Familiar Template Syntax IILEs

A lot has already been said in the blogosphere about the use of immediately-invoked lambda expressions (IILEs) for initialization, and they’re certainly very useful.

In C++20, P0428 gives us “familiar template syntax” for lambdas. Now, instead of writing a regular generic lambda:

auto add = [] (auto x, auto y) {
  return x + y;
};

we have the option to use “familiar template syntax” to name the template arguments:

auto add = [] <typename T> (T x, T y) {
  return x + y;
};

This has several uses — see the paper for motivations listed there — but one I want to draw attention to in particular: when we use an FTSL as an IILE, it can simplify code.

Examples, you say?
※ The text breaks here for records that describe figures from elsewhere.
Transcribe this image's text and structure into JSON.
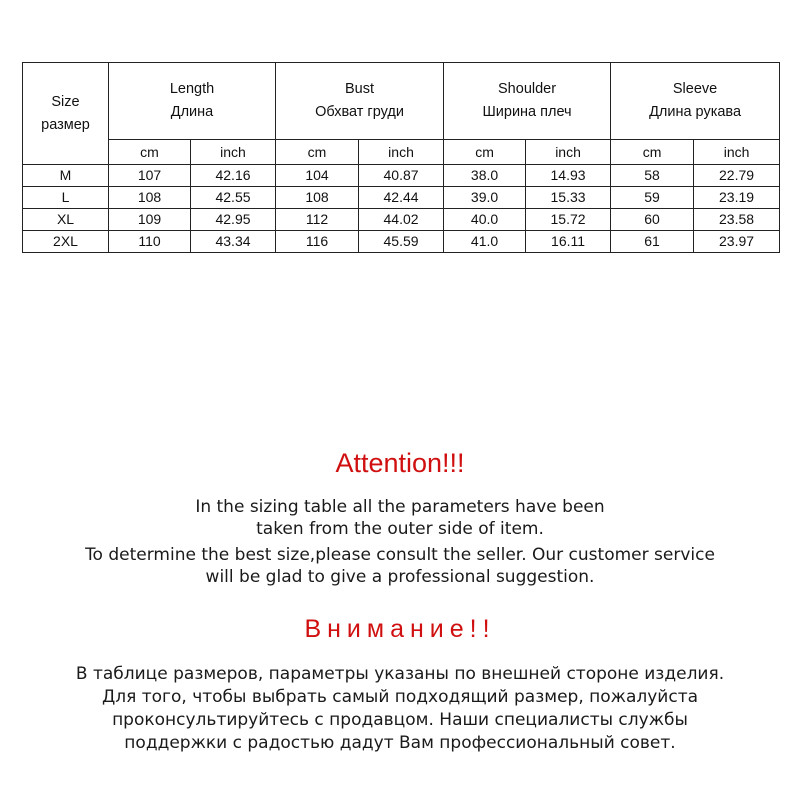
{
  "table": {
    "size_header": [
      "Size",
      "размер"
    ],
    "groups": [
      {
        "en": "Length",
        "ru": "Длина"
      },
      {
        "en": "Bust",
        "ru": "Обхват груди"
      },
      {
        "en": "Shoulder",
        "ru": "Ширина плеч"
      },
      {
        "en": "Sleeve",
        "ru": "Длина рукава"
      }
    ],
    "units": [
      "cm",
      "inch"
    ],
    "rows": [
      [
        "M",
        "107",
        "42.16",
        "104",
        "40.87",
        "38.0",
        "14.93",
        "58",
        "22.79"
      ],
      [
        "L",
        "108",
        "42.55",
        "108",
        "42.44",
        "39.0",
        "15.33",
        "59",
        "23.19"
      ],
      [
        "XL",
        "109",
        "42.95",
        "112",
        "44.02",
        "40.0",
        "15.72",
        "60",
        "23.58"
      ],
      [
        "2XL",
        "110",
        "43.34",
        "116",
        "45.59",
        "41.0",
        "16.11",
        "61",
        "23.97"
      ]
    ]
  },
  "notice_en": {
    "title": "Attention!!!",
    "lines": [
      "In the sizing table all the parameters have been",
      "taken from the outer side of item.",
      "To determine the best size,please consult the seller. Our customer service",
      "will be glad to give a professional suggestion."
    ]
  },
  "notice_ru": {
    "title": "Внимание!!",
    "lines": [
      "В таблице размеров, параметры указаны по внешней стороне изделия.",
      "Для того, чтобы выбрать самый подходящий размер, пожалуйста",
      "проконсультируйтесь с продавцом. Наши специалисты службы",
      "поддержки с радостью дадут Вам профессиональный совет."
    ]
  },
  "colors": {
    "accent_red": "#d01010",
    "text": "#111111",
    "border": "#222222"
  }
}
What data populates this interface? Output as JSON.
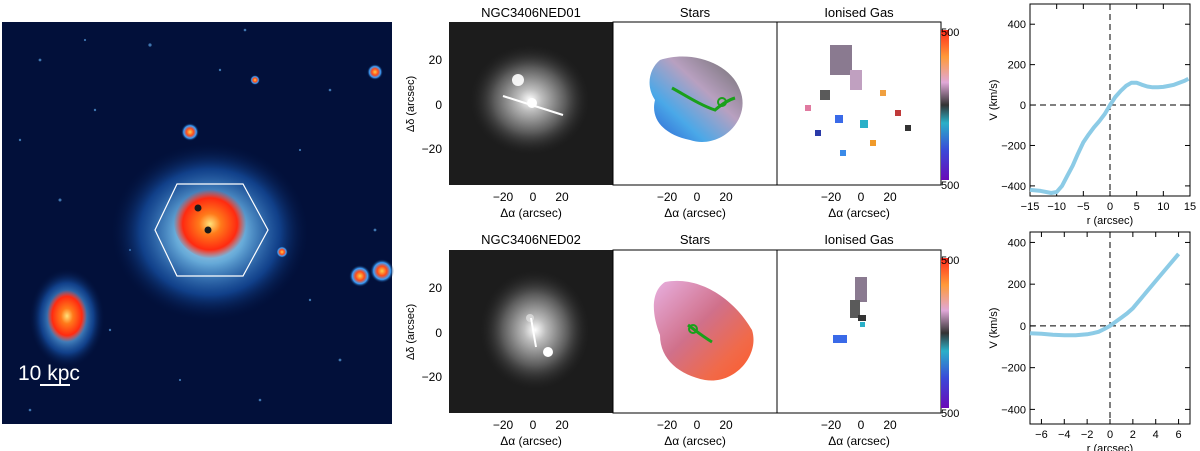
{
  "overview": {
    "scale_label": "10 kpc"
  },
  "galaxies": [
    {
      "name": "NGC3406NED01",
      "panels": {
        "stars": "Stars",
        "gas": "Ionised Gas"
      },
      "axes": {
        "ylabel": "Δδ (arcsec)",
        "xlabel": "Δα (arcsec)",
        "y_ticks": [
          "20",
          "0",
          "−20"
        ],
        "x_ticks": [
          "−20",
          "0",
          "20"
        ]
      },
      "colorbar": {
        "top": "500",
        "bottom": "500"
      }
    },
    {
      "name": "NGC3406NED02",
      "panels": {
        "stars": "Stars",
        "gas": "Ionised Gas"
      },
      "axes": {
        "ylabel": "Δδ (arcsec)",
        "xlabel": "Δα (arcsec)",
        "y_ticks": [
          "20",
          "0",
          "−20"
        ],
        "x_ticks": [
          "−20",
          "0",
          "20"
        ]
      },
      "colorbar": {
        "top": "500",
        "bottom": "500"
      }
    }
  ],
  "colors": {
    "curve": "#8ccbe6",
    "background_map": "#02103a",
    "core": "#ff3a1a"
  },
  "chart_data": [
    {
      "type": "line",
      "title": "",
      "xlabel": "r (arcsec)",
      "ylabel": "V (km/s)",
      "xlim": [
        -15,
        15
      ],
      "ylim": [
        -450,
        500
      ],
      "x_ticks": [
        "−15",
        "−10",
        "−5",
        "0",
        "5",
        "10",
        "15"
      ],
      "y_ticks": [
        "400",
        "200",
        "0",
        "−200",
        "−400"
      ],
      "x_tick_values": [
        -15,
        -10,
        -5,
        0,
        5,
        10,
        15
      ],
      "y_tick_values": [
        400,
        200,
        0,
        -200,
        -400
      ],
      "series": [
        {
          "x": [
            -15,
            -13,
            -11,
            -10,
            -9,
            -8,
            -7,
            -6,
            -5,
            -4,
            -3,
            -2,
            -1,
            0,
            1,
            2,
            3,
            4,
            5,
            6,
            7,
            8,
            9,
            10,
            11,
            12,
            13,
            14,
            14.7
          ],
          "y": [
            -420,
            -425,
            -435,
            -430,
            -400,
            -350,
            -300,
            -240,
            -185,
            -145,
            -110,
            -80,
            -45,
            0,
            40,
            70,
            95,
            110,
            110,
            100,
            92,
            88,
            88,
            90,
            95,
            100,
            110,
            120,
            130
          ]
        }
      ]
    },
    {
      "type": "line",
      "title": "",
      "xlabel": "r (arcsec)",
      "ylabel": "V (km/s)",
      "xlim": [
        -7,
        7
      ],
      "ylim": [
        -470,
        450
      ],
      "x_ticks": [
        "−6",
        "−4",
        "−2",
        "0",
        "2",
        "4",
        "6"
      ],
      "y_ticks": [
        "400",
        "200",
        "0",
        "−200",
        "−400"
      ],
      "x_tick_values": [
        -6,
        -4,
        -2,
        0,
        2,
        4,
        6
      ],
      "y_tick_values": [
        400,
        200,
        0,
        -200,
        -400
      ],
      "series": [
        {
          "x": [
            -7,
            -6,
            -5,
            -4,
            -3,
            -2,
            -1.5,
            -1,
            -0.5,
            0,
            0.5,
            1,
            1.5,
            2,
            3,
            4,
            5,
            6
          ],
          "y": [
            -35,
            -38,
            -42,
            -45,
            -45,
            -40,
            -35,
            -28,
            -15,
            0,
            20,
            40,
            60,
            85,
            150,
            215,
            280,
            345
          ]
        }
      ]
    }
  ]
}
I have two for you.

First, consider the “possible implementation” of std::apply listed on cppreference.com:

namespace detail {
  template <class F, class Tuple, std::size_t... I> 
  constexpr decltype(auto) apply_impl(F&& f, Tuple&& t,
                                      std::index_sequence<I...>) {
    return std::invoke(std::forward<F>(f),
                       std::get<I>(std::forward<Tuple>(t))...);
  } 
} // namespace detail   
 
template <class F, class Tuple> 
constexpr decltype(auto) apply(F&& f, Tuple&& t) {
    return detail::apply_impl(
      std::forward<F>(f), std::forward<Tuple>(t),
      std::make_index_sequence<std::tuple_size_v<
        std::remove_reference_t<Tuple>>>{}); 
}

With an FTSIILE, that can become:

template <class F, class Tuple>
constexpr decltype(auto) apply(F&& f, Tuple&& t)
{
  return [&] <auto... I> (std::index_sequence<I...>) {
      return std::invoke(std::forward<F>(f), 
                         std::get<I>(std::forward<Tuple>(t))...);
}(std::make_index_sequence<std::tuple_size_v<
    std::remove_reference_t<Tuple>>>{});
}

With an FTSIILE, we avoid having to forward multiple times: we can capture by reference into the lambda instead, and do the forwarding once, inside. The result for small functions like this is about half as much code, better encapsulated. No need to declare a helper any more just to destructure template arguments.

Here’s another quick example, from Jonathan Boccara’s recent blog post about STL Algorithms on Tuples. In that post, Jonathan presents for_each2, a function template that applies a binary function over two tuples:

template <class Tuple1, class Tuple2, class F, std::size_t... I>
F for_each2_impl(Tuple1&& t1, Tuple2&& t2, F&& f, std::index_sequence<I...>)
{
  return (void)std::initializer_list<int>{
    (std::forward<F>(f)(std::get<I>(std::forward<Tuple1>(t1)),
                        std::get<I>(std::forward<Tuple2>(t2))),0)...}, f;
}
 
template <class Tuple1, class Tuple2, class F>
constexpr decltype(auto) for_each2(Tuple1&& t1, Tuple2&& t2, F&& f)
{
  return for_each2_impl(std::forward<Tuple1>(t1), std::forward<Tuple2>(t2),
                        std::forward<F>(f),
                        std::make_index_sequence<std::tuple_size<
                          std::remove_reference_t<Tuple1>>::value>{});
}

There is a small problem in the original code here: it’s not right to call std::forward<F>(f) in for_each2_impl and potentially move multiple times from the same callable. But that’s not too important; the function rewritten in C++20 could look like this:

template <class Tuple1, class Tuple2, class F>
constexpr decltype(auto) for_each2(Tuple1&& t1, Tuple2&& t2, F&& f)
{
  return [&] <std::size_t... I> (std::index_sequence<I...>) {
      return (std::invoke(f, std::get<I>(std::forward<Tuple1>(t1)),
                          std::get<I>(std::forward<Tuple2>(t2))), ...), f;
    }(std::make_index_sequence<std::tuple_size<
        std::remove_reference_t<Tuple1>>::value>{});
}

Again, less std::forward boilerplate, better encapsulation, less code overall, and the generated code is identical.

So there you have it. Plain IILEs can improve initialization in regular code with less fuss that it would take to extract a small function, and FTSIILEs can now improve template code in the same way, removing the need for separate functions that previously existed only to destructure template arguments and that necessitated more forwarding boilerplate.